12 gauge would have been the handiest. :smt033 

And Jimmy, I too am not a fan of the snake, or spiders for that matter.


----------



## jediwebdude (Nov 30, 2008)

jimmy said:


> If I may ask, at what distance you nailed the body with 2 holes..Not that there are snakes in my area, but just wondering if I am in a similar situation what to expect.


I was about 15 to 17 ft away. Had the CZ in my left hand (I'm a lefty), big light in my right hand, and tried to aim using the glowing sites and the flashlight beam. Even though I know I hit him twice (based on inspection the next morning), I have no idea which of those five actually hit him.

After I shot him, he returned to the landscaping. I picked up my Nikon and took a photo of him while he was there (photo below) The grass was blocking the wounds and so at first, I wasn't sure I'd even hit him. I watched him for a minute and he moved only his head, so I figured I had crippled him. Realizing I needed to finish him off, I decided to use the gun with which I am most accurate (XD9, which already had a rail light/laser attached). When I returned with the XD9, he was still there in exact same position. Took aim for side of head and the 9mm hollowpoint caused his head to go up and flop to the ground. I measured him the next morning and that's when I saw the two big exit wounds.
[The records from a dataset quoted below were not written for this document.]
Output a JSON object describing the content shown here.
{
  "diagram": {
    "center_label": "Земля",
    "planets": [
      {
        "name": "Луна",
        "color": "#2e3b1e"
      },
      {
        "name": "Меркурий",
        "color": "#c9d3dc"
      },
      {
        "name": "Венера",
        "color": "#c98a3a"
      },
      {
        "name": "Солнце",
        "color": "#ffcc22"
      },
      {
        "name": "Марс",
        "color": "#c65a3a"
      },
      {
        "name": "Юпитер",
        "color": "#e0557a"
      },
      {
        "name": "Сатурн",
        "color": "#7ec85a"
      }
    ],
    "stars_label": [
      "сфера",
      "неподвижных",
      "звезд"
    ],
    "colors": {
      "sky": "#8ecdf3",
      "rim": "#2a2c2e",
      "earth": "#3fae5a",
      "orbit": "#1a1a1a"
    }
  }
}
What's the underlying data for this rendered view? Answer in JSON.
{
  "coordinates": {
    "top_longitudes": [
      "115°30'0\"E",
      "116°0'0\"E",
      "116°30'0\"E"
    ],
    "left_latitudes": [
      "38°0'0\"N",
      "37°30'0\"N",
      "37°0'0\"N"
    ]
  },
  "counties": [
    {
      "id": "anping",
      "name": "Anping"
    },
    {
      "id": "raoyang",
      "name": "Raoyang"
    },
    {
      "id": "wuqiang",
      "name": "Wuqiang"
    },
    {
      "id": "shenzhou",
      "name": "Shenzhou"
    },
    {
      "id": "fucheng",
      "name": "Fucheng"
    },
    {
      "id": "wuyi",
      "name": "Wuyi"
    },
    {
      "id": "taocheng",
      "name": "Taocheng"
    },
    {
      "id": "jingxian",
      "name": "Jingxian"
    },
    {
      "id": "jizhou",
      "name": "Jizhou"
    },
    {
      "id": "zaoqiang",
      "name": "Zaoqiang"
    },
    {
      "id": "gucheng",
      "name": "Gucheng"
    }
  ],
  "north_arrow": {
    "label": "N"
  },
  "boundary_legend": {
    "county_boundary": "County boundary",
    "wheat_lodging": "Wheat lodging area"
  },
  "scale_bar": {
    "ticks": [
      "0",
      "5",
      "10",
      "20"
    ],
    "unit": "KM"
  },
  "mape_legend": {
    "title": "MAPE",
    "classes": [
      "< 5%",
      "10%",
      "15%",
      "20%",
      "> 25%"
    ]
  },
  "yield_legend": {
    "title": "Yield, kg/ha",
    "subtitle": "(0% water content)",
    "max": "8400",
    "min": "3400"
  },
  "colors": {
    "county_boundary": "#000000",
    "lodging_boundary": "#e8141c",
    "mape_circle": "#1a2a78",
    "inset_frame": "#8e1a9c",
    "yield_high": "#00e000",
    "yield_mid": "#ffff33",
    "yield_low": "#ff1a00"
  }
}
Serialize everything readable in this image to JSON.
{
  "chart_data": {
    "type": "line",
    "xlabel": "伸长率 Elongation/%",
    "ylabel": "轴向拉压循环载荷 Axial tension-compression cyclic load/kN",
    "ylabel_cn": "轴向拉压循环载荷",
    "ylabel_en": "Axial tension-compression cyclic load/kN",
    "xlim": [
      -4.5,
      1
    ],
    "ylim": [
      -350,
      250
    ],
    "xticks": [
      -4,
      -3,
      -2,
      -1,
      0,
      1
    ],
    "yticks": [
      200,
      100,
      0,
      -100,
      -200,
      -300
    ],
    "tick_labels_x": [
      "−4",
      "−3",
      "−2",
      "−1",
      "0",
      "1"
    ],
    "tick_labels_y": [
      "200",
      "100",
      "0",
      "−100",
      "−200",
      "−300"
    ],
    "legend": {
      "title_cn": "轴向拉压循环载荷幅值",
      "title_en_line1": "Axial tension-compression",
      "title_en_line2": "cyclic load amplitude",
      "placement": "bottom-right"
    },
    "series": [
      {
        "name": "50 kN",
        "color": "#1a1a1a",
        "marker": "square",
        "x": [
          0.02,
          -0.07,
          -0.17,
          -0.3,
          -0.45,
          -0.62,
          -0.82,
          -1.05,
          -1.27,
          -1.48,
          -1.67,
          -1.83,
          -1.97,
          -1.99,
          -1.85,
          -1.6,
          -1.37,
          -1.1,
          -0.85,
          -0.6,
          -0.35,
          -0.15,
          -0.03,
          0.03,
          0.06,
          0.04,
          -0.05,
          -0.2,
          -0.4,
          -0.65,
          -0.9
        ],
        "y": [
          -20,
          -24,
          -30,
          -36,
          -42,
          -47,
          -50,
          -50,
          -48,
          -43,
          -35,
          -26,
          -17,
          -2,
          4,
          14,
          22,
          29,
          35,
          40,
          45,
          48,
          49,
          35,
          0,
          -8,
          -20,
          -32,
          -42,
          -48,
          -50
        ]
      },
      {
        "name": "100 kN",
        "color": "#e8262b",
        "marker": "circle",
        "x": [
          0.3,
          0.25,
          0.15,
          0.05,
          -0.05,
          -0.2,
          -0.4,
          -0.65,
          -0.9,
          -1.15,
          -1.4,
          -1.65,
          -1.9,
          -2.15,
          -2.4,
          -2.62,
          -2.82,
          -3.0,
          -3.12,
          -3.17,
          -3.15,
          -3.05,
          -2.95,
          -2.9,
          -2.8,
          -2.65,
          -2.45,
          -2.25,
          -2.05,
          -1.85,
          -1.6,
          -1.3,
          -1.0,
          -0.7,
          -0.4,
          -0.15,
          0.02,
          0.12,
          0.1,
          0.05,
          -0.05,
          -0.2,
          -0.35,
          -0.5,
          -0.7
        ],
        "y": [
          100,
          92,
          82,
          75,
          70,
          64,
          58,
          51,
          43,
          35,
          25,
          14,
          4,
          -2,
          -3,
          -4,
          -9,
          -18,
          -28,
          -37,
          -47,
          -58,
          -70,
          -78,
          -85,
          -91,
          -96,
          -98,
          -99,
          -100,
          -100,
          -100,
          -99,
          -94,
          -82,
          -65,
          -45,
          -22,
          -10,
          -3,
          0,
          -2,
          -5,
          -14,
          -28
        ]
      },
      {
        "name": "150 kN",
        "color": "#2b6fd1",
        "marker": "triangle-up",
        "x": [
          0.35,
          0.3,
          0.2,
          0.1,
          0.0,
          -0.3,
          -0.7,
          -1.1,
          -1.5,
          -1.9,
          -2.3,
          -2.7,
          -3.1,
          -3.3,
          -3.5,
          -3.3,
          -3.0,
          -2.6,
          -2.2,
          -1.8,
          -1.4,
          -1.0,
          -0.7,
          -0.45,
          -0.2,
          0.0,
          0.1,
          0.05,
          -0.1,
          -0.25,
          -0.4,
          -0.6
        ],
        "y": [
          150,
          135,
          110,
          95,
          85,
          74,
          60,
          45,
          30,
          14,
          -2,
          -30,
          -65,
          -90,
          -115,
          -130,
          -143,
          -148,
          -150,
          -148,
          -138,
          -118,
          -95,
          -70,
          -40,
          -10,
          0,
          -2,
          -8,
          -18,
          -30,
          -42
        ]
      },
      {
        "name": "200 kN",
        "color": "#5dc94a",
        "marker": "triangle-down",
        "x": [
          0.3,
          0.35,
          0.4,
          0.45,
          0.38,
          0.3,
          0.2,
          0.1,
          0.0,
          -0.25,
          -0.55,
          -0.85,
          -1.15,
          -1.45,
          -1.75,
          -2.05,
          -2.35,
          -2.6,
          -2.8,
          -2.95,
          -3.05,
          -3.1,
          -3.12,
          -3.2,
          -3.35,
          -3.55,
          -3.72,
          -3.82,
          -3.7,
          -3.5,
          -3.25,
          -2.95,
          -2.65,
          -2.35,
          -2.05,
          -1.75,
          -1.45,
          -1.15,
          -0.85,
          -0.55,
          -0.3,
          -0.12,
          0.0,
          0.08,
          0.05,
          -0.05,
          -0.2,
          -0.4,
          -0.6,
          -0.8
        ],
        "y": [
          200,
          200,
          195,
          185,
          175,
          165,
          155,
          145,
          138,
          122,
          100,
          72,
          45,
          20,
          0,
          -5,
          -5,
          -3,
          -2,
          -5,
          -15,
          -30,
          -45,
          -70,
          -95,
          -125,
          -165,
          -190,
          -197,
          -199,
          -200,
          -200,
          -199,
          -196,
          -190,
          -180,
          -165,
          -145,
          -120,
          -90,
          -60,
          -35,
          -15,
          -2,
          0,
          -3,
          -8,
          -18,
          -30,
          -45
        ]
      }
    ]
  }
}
Since this incident, I have spent more time at the range with my CZ P06 and improved in accuracy, but that's with a two-handed hold.

Also below is a photo from last month of my 12 yr-old son shooting the CZ with the light/laser attached. The kid actually nailed the orange part of the target twice, and that was before I turned on the laser for him.


----------



## jediwebdude (Nov 30, 2008)

lovain1932 said:


> If that's what you call a medium sized rattler I would hateto see a large one


This website has photos of some pretty big rattlers.


----------



## judgeparker (Apr 5, 2009)

I live in Copperhead country and carry my pistol with a CCI shot shell in the chamber of my 40 cal when at home. I have shot two copperheads this summer in my yard they work well for this.


----------